The other day I had the unfortunate experience of meeting with a client invested in a low-risk portfolio that had decided it was no longer low-risk enough. Shortly after that meeting ended, my colleague entered sell orders for all of the client’s funds, moving them entirely to cash (despite our advice).

I fear this conversation is currently playing out across the country, and my former colleagues at the largest 401(k) provide anecdotal evidence to support this thought. I have even heard of some people worrying the market will go to zero.

Turbulent Waters

For many, the past couple of months has been a nauseating experience, inflicting sea sickness on investors trying to fare through the crests and subsequent troughs that the current bear market has stirred up.

The S&P 500 started the year at nearly 4,800 but is now down almost 20% year-to-date. Resultantly, many are sailing towards the shore to wade out of the storm in cash. 

While unsurprising, the unfortunate reality is that these investors experience a double whammy which entails losing the value of their money due to selling during the drop and subsequently losing the purchasing power of what remains due to record inflation. That is painful and most certainly a setback towards their goals, which likely entail retirement.

Puppet heads fear-mongering

The current investing environment looks bleak to many, and countless individuals have become stressed that they are now losing more money than they can annually save after years of unrelenting gains assuaged them to take more risks.

Unsurprisingly, many of the familiar investing programs and like-kind web pages that preached the wonders of the former bull market are now running countless stories on how to protect your money.

However, taking such advice is asinine. Why? Because the best advice doesn’t put people at ease, and it is boring.

Steady hand

My net worth has plunged by over $80,000 over the past months. But I have done nothing with my investments. Further, when the markets started going down at the beginning of the year, I stopped regularly logging into my investment accounts. Why? Because the plummeting annoyed me more than anything else. 

The countless Twitter voices, media heads, and various others with reputational authority like to focus on the chaos at hand because it is what drives repeat viewership and engagement. And unfortunately, if you listen to them enough, you may be so inclined to indulge in destructive tendencies.

You see, the secret to investing is patience and persistence. Neither of which are glamorous. Thus, by holding a steady hand and not selling when the market drops, you are the more likely to see success.

After all, you cannot have the crests (gains) without the troughs (drops).

It starts with the right level of risk

When building your portfolio, only you can decide what level of risk is enough.
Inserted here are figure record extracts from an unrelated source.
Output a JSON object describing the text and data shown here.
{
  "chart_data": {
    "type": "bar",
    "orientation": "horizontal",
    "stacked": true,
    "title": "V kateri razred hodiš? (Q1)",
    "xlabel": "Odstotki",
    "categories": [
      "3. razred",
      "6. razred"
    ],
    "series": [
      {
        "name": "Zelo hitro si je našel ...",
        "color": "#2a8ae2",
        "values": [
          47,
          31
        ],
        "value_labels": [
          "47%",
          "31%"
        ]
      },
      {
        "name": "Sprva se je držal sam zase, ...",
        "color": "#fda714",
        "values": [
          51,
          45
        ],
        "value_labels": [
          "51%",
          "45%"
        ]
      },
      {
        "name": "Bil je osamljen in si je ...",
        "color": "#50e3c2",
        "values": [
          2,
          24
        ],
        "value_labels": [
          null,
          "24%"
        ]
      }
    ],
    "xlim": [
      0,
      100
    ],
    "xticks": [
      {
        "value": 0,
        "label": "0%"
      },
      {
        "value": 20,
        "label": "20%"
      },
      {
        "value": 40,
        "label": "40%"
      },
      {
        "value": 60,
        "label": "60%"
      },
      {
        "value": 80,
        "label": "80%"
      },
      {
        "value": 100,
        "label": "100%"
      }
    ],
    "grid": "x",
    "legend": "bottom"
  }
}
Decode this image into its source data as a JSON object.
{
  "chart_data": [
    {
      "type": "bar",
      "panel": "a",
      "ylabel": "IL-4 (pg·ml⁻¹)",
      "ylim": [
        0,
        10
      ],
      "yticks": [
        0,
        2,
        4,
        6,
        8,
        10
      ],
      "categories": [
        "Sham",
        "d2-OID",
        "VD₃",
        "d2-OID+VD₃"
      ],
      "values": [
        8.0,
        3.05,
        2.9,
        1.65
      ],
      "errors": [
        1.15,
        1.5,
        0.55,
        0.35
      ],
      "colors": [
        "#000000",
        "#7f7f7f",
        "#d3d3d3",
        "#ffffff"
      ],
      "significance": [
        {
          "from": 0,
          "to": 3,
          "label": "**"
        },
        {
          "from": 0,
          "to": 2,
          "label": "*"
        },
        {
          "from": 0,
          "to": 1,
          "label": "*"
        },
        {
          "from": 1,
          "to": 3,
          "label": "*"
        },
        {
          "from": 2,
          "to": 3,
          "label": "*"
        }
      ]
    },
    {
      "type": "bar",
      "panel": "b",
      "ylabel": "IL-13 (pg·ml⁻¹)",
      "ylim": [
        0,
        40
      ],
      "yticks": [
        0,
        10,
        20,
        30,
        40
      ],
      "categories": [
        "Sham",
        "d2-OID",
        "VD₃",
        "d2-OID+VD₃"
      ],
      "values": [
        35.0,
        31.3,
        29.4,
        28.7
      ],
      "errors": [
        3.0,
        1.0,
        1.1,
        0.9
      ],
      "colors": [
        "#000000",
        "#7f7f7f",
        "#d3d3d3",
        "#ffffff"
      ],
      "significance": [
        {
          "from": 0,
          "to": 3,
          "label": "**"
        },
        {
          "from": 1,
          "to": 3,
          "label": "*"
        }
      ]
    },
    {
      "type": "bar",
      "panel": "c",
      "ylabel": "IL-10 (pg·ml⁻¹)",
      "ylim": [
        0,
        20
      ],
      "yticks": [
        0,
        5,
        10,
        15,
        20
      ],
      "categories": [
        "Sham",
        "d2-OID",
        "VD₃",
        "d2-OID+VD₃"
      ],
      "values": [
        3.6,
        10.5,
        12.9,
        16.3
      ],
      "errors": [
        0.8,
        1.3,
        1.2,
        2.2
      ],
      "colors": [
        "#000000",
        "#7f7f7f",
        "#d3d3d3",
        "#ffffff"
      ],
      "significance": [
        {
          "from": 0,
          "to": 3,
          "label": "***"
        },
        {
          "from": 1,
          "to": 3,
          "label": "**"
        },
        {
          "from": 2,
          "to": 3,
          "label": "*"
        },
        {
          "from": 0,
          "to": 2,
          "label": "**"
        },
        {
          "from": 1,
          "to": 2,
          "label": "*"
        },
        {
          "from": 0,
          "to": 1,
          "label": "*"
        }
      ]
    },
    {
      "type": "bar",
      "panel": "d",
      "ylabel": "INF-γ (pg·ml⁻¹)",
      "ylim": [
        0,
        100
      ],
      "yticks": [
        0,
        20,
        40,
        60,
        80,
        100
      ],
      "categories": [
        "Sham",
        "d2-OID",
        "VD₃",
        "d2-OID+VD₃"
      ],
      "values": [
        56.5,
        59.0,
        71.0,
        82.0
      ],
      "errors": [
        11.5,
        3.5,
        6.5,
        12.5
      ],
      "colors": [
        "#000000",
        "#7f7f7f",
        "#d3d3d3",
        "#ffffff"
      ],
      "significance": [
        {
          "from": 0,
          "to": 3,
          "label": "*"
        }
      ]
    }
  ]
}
Why? Because any advisor, Twitter handler, or another figure can discuss levels of risk and what may be appropriate for you. 
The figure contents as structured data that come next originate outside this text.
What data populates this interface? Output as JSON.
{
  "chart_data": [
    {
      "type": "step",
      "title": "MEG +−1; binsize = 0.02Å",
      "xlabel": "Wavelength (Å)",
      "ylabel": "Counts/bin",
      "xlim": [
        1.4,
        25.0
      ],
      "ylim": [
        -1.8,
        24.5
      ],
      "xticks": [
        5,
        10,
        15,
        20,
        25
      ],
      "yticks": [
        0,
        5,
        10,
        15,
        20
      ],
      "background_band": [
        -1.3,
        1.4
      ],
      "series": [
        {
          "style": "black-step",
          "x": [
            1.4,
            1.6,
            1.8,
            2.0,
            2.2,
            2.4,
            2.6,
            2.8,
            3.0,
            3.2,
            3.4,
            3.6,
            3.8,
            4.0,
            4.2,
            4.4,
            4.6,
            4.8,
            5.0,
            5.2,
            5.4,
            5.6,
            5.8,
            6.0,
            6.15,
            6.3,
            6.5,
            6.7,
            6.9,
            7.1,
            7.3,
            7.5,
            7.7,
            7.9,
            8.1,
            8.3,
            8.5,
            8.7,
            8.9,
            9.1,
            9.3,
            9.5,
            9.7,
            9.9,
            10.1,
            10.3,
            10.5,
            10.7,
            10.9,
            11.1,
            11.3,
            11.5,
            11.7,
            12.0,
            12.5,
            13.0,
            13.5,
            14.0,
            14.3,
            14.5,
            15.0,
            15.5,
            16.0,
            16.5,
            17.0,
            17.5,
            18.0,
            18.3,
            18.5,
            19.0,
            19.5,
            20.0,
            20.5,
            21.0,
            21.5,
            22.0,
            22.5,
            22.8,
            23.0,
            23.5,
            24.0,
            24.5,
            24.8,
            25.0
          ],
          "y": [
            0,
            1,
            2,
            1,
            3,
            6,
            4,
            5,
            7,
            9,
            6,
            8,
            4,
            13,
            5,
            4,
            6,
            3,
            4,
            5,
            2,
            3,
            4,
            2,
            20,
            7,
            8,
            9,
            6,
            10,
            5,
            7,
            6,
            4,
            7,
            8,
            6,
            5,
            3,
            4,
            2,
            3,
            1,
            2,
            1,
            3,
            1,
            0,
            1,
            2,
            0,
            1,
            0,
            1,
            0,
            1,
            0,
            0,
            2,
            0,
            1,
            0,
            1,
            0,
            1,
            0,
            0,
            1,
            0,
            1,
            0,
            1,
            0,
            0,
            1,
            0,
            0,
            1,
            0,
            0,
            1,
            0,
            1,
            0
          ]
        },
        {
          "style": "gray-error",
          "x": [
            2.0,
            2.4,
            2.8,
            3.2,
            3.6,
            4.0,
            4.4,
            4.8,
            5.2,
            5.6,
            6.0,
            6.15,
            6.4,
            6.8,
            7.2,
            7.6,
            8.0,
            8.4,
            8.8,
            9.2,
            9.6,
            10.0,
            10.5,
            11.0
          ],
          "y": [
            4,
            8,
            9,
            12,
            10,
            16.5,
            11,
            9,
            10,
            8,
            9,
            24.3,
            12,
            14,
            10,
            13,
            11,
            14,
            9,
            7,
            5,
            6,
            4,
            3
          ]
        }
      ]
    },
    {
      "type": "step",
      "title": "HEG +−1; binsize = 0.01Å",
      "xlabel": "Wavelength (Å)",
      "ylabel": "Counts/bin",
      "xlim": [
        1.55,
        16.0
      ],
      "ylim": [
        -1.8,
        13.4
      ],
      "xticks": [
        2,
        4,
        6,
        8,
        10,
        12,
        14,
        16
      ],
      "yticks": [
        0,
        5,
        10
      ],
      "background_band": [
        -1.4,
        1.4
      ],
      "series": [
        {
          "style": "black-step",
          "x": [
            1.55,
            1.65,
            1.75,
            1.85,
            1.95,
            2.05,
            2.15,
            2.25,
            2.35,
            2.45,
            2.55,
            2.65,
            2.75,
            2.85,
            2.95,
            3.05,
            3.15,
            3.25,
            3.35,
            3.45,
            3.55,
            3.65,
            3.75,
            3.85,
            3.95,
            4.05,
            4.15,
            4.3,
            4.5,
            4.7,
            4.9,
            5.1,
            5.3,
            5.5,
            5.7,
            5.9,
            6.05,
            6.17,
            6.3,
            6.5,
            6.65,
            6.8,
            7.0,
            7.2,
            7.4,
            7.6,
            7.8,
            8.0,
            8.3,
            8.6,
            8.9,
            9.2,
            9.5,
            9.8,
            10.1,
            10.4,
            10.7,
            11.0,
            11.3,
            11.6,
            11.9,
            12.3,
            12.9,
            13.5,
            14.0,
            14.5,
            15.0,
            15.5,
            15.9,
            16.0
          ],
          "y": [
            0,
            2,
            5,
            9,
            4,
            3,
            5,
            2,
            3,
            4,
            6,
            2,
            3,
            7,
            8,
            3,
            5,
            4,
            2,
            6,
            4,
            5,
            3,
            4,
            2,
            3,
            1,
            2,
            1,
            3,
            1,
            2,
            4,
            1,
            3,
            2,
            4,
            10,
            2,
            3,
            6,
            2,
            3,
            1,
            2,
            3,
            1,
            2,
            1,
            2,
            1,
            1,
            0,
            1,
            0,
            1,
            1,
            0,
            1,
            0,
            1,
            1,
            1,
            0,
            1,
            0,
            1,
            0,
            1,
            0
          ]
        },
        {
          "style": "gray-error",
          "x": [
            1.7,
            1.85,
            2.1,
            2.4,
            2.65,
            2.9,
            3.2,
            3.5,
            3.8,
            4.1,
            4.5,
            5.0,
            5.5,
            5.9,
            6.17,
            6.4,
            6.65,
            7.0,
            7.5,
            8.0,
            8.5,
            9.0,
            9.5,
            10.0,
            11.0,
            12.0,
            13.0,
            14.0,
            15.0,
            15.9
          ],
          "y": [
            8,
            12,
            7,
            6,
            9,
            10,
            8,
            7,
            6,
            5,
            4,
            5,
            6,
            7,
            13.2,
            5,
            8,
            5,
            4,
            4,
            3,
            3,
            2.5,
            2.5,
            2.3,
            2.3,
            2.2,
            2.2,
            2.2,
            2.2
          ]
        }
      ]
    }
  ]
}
But, at the end of the day, the buck stops with you.

Previously, I wrote about risk in my article: You’re Investing Wrong: How To Use Portfolio Construction. In it, I discuss that if you cannot tolerate the downside of a portfolio, you cannot handle its upside. 
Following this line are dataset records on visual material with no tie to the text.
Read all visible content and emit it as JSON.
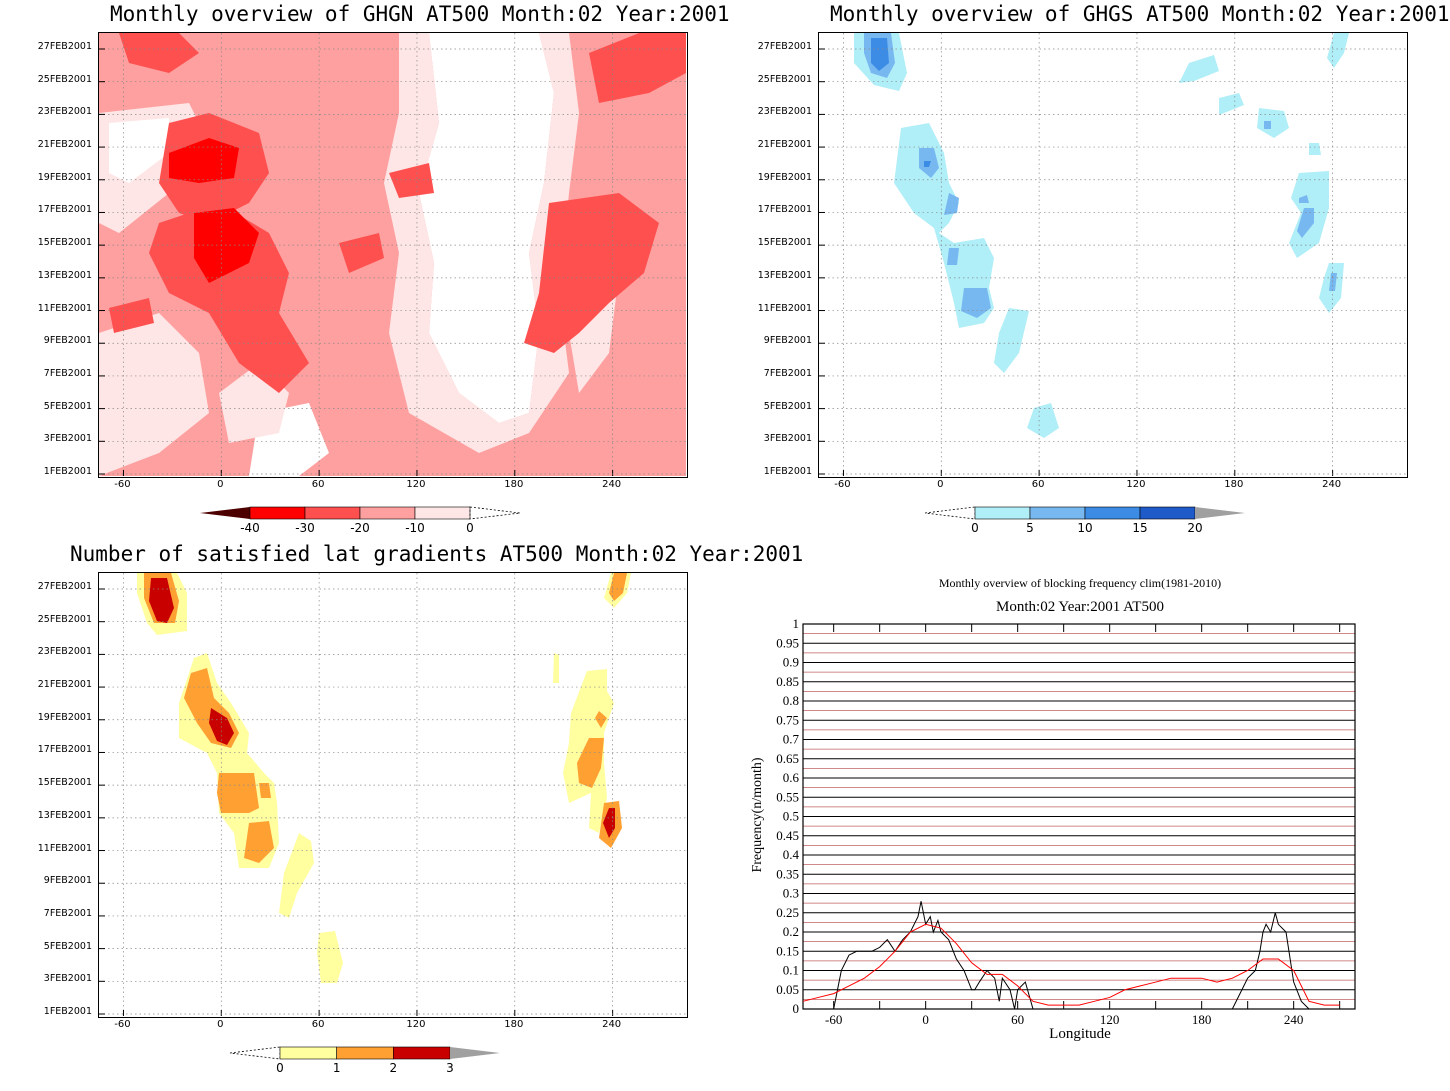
{
  "chart_data": [
    {
      "type": "heatmap",
      "title": "Monthly overview of GHGN AT500 Month:02 Year:2001",
      "x_ticks": [
        "-60",
        "0",
        "60",
        "120",
        "180",
        "240"
      ],
      "y_ticks": [
        "1FEB2001",
        "3FEB2001",
        "5FEB2001",
        "7FEB2001",
        "9FEB2001",
        "11FEB2001",
        "13FEB2001",
        "15FEB2001",
        "17FEB2001",
        "19FEB2001",
        "21FEB2001",
        "23FEB2001",
        "25FEB2001",
        "27FEB2001"
      ],
      "xlim": [
        -75,
        285
      ],
      "colorbar": {
        "levels": [
          "-40",
          "-30",
          "-20",
          "-10",
          "0"
        ],
        "colors": [
          "#4d0000",
          "#ff0000",
          "#ff5050",
          "#ffa0a0",
          "#ffe6e6",
          "#ffffff"
        ]
      }
    },
    {
      "type": "heatmap",
      "title": "Monthly overview of GHGS AT500 Month:02 Year:2001",
      "x_ticks": [
        "-60",
        "0",
        "60",
        "120",
        "180",
        "240"
      ],
      "y_ticks": [
        "1FEB2001",
        "3FEB2001",
        "5FEB2001",
        "7FEB2001",
        "9FEB2001",
        "11FEB2001",
        "13FEB2001",
        "15FEB2001",
        "17FEB2001",
        "19FEB2001",
        "21FEB2001",
        "23FEB2001",
        "25FEB2001",
        "27FEB2001"
      ],
      "xlim": [
        -75,
        285
      ],
      "colorbar": {
        "levels": [
          "0",
          "5",
          "10",
          "15",
          "20"
        ],
        "colors": [
          "#ffffff",
          "#b0eef8",
          "#78b8f0",
          "#3c8ce6",
          "#1e5ac8",
          "#a0a0a0"
        ]
      }
    },
    {
      "type": "heatmap",
      "title": "Number of satisfied lat gradients AT500 Month:02 Year:2001",
      "x_ticks": [
        "-60",
        "0",
        "60",
        "120",
        "180",
        "240"
      ],
      "y_ticks": [
        "1FEB2001",
        "3FEB2001",
        "5FEB2001",
        "7FEB2001",
        "9FEB2001",
        "11FEB2001",
        "13FEB2001",
        "15FEB2001",
        "17FEB2001",
        "19FEB2001",
        "21FEB2001",
        "23FEB2001",
        "25FEB2001",
        "27FEB2001"
      ],
      "xlim": [
        -75,
        285
      ],
      "colorbar": {
        "levels": [
          "0",
          "1",
          "2",
          "3"
        ],
        "colors": [
          "#ffffff",
          "#ffffa0",
          "#ffa032",
          "#c80000",
          "#a0a0a0"
        ]
      }
    },
    {
      "type": "line",
      "title": "Monthly overview of blocking frequency clim(1981-2010)",
      "subtitle": "Month:02 Year:2001  AT500",
      "xlabel": "Longitude",
      "ylabel": "Frequency(n/month)",
      "xlim": [
        -80,
        280
      ],
      "ylim": [
        0,
        1
      ],
      "x_ticks": [
        "-60",
        "0",
        "60",
        "120",
        "180",
        "240"
      ],
      "y_ticks": [
        "0",
        "0.05",
        "0.1",
        "0.15",
        "0.2",
        "0.25",
        "0.3",
        "0.35",
        "0.4",
        "0.45",
        "0.5",
        "0.55",
        "0.6",
        "0.65",
        "0.7",
        "0.75",
        "0.8",
        "0.85",
        "0.9",
        "0.95",
        "1"
      ],
      "series": [
        {
          "color": "#000000",
          "x": [
            -60,
            -55,
            -50,
            -45,
            -40,
            -35,
            -30,
            -25,
            -20,
            -15,
            -10,
            -5,
            -3,
            0,
            3,
            5,
            8,
            10,
            15,
            20,
            25,
            30,
            32,
            35,
            40,
            45,
            48,
            50,
            55,
            58,
            60,
            65,
            70,
            75,
            200,
            205,
            210,
            215,
            218,
            220,
            222,
            225,
            228,
            230,
            235,
            240,
            245,
            250
          ],
          "y": [
            0,
            0.1,
            0.14,
            0.15,
            0.15,
            0.15,
            0.16,
            0.18,
            0.15,
            0.18,
            0.2,
            0.24,
            0.28,
            0.22,
            0.24,
            0.2,
            0.23,
            0.2,
            0.18,
            0.13,
            0.1,
            0.05,
            0.05,
            0.07,
            0.1,
            0.08,
            0.02,
            0.08,
            0.05,
            0,
            0.05,
            0.07,
            0,
            0,
            0,
            0.04,
            0.08,
            0.1,
            0.15,
            0.2,
            0.22,
            0.2,
            0.25,
            0.22,
            0.2,
            0.07,
            0.02,
            0
          ]
        },
        {
          "color": "#ff0000",
          "x": [
            -80,
            -70,
            -60,
            -50,
            -40,
            -30,
            -20,
            -10,
            0,
            10,
            20,
            30,
            40,
            50,
            60,
            70,
            80,
            90,
            100,
            110,
            120,
            130,
            140,
            150,
            160,
            170,
            180,
            190,
            200,
            210,
            220,
            230,
            240,
            250,
            260,
            270
          ],
          "y": [
            0.02,
            0.03,
            0.04,
            0.06,
            0.08,
            0.11,
            0.15,
            0.2,
            0.22,
            0.21,
            0.17,
            0.12,
            0.09,
            0.09,
            0.06,
            0.02,
            0.01,
            0.01,
            0.01,
            0.02,
            0.03,
            0.05,
            0.06,
            0.07,
            0.08,
            0.08,
            0.08,
            0.07,
            0.08,
            0.1,
            0.13,
            0.13,
            0.1,
            0.02,
            0.01,
            0.01
          ]
        }
      ]
    }
  ]
}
Therefore, it is up to you to know your behavior. 

If you think you will likely sell your investments when they drop by more than 5, 10, 20, or even 40%, you must not invest that way, even if it means forgoing the gains. Why? Because trying to time the market does not work. 

Buy and hold

The time-tested strategy that works during the separate periods of turmoil and riches is buying and holding for the long haul. Hence, it is why I advocate to Buy Now & Tomorrow, But Don’t Buy the Drop!

Investing success is partially due to luck, but it is primarily due to patience. Thus, if you can outlast the storm when investing in a diversified portfolio, the clearing of the clouds will be gorgeous.

So, stay strong, and as always, have a great day.